I hate to be a cynic, but you are right. When companies build in penalties for loyal disloyal customers in the forms of overage and early termination fees, this shows a culture of “blame the customer first”. Why incentivize when it is easier to penalize? Carriers have never been known for customer service. So a true loyalty program would be against their nature.
The issue is that on the contrary it’s easier inflate prices for your existing customers, especially because so many don’t compare prices.
In France, we’re seeing “first year at half price” promos left and right, even though contracts have no minimum duration when you bring your own phone and you keep your phone number when you switch providers. The carriers’ hope is that you sign in and stay with them once the discounted year is over; the game for the highly cost-conscious is to switch again before the discounted year is over.

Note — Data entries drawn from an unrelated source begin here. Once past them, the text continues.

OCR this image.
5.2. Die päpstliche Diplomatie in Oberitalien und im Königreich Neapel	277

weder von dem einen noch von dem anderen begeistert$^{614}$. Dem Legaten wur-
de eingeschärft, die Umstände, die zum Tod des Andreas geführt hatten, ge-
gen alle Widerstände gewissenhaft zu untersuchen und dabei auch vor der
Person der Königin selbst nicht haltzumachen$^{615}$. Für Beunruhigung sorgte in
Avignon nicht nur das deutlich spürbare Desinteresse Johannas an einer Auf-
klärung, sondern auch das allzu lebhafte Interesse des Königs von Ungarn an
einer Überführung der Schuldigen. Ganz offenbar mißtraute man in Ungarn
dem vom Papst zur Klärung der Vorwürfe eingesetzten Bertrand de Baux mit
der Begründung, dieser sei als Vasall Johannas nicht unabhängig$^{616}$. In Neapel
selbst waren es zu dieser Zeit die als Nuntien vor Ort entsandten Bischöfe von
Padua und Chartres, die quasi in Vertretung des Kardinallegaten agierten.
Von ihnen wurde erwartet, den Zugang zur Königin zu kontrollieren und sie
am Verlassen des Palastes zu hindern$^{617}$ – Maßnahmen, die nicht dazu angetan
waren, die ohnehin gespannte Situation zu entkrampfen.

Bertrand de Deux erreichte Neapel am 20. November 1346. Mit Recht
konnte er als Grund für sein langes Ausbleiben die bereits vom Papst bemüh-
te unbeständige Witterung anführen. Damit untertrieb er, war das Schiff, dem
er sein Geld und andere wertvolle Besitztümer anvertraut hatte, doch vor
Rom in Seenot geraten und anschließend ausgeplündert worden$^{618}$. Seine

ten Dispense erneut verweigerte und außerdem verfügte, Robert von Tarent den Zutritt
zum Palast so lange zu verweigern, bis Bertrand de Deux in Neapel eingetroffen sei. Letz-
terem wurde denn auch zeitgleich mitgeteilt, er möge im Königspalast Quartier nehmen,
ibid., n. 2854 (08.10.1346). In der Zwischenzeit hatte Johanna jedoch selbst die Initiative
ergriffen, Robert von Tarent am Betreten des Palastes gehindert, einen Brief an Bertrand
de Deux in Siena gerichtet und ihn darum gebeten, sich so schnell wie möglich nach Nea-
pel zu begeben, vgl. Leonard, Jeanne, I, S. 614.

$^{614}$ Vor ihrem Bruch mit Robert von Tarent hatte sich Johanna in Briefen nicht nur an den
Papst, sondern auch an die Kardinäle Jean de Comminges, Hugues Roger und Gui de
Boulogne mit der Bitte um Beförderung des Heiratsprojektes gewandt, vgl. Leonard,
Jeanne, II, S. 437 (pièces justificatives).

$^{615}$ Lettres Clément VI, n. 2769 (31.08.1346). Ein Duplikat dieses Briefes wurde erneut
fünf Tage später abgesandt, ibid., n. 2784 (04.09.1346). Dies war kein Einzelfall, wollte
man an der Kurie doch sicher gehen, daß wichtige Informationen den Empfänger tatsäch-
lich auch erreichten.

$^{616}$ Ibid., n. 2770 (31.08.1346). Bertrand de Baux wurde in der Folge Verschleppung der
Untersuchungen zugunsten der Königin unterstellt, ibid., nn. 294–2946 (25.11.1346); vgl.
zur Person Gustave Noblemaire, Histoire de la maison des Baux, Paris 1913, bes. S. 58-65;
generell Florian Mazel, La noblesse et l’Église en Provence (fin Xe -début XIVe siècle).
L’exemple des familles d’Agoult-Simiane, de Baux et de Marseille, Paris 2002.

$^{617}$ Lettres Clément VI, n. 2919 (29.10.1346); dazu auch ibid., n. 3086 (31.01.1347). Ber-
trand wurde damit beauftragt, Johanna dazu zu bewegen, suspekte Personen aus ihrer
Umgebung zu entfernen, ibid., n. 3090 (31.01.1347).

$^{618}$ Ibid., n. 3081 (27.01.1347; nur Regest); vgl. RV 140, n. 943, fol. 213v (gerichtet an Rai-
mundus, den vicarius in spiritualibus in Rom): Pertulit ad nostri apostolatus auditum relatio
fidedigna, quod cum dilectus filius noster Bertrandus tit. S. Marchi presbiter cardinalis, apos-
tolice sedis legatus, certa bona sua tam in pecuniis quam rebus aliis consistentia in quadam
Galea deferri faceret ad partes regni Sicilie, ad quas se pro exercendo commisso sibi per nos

No action whatsoever on the “fidelity plan” side.
Everytime I look at what I can buy with my Verizon points, it’s typically a small discount on inflated prices of merchandise, making the points worthless. It’s more of an insult to our intelligence than a loyalty program.
This subject is not so complicated. Loyalty is most obviously expressed by signing a long-term contract for ongoing service.
Mobile phone companies have typically rewarded that by providing ‘free’ financing (interest) on a new cell phone. That is not a huge reward, but it is something. However, at the end of the contract period, loyal customers who don’t order new phones are treated like strangers: they are changed the same monthly fees as customers who do receive new smartphones. Then execs at the carriers have a party and rejoice that they’ve fleeced their most loyal customers.
If the carriers wanted to reward loyalty, customers who have paid off their phones would automatically receive discounts in their monthly fees. It is both obvious and easy to implement. Carriers aren’t interested in rewarding loyalty — that’s why there are no good royalty programs.
This makes it easy for T-Mobile and others to raid custoners from established carriers.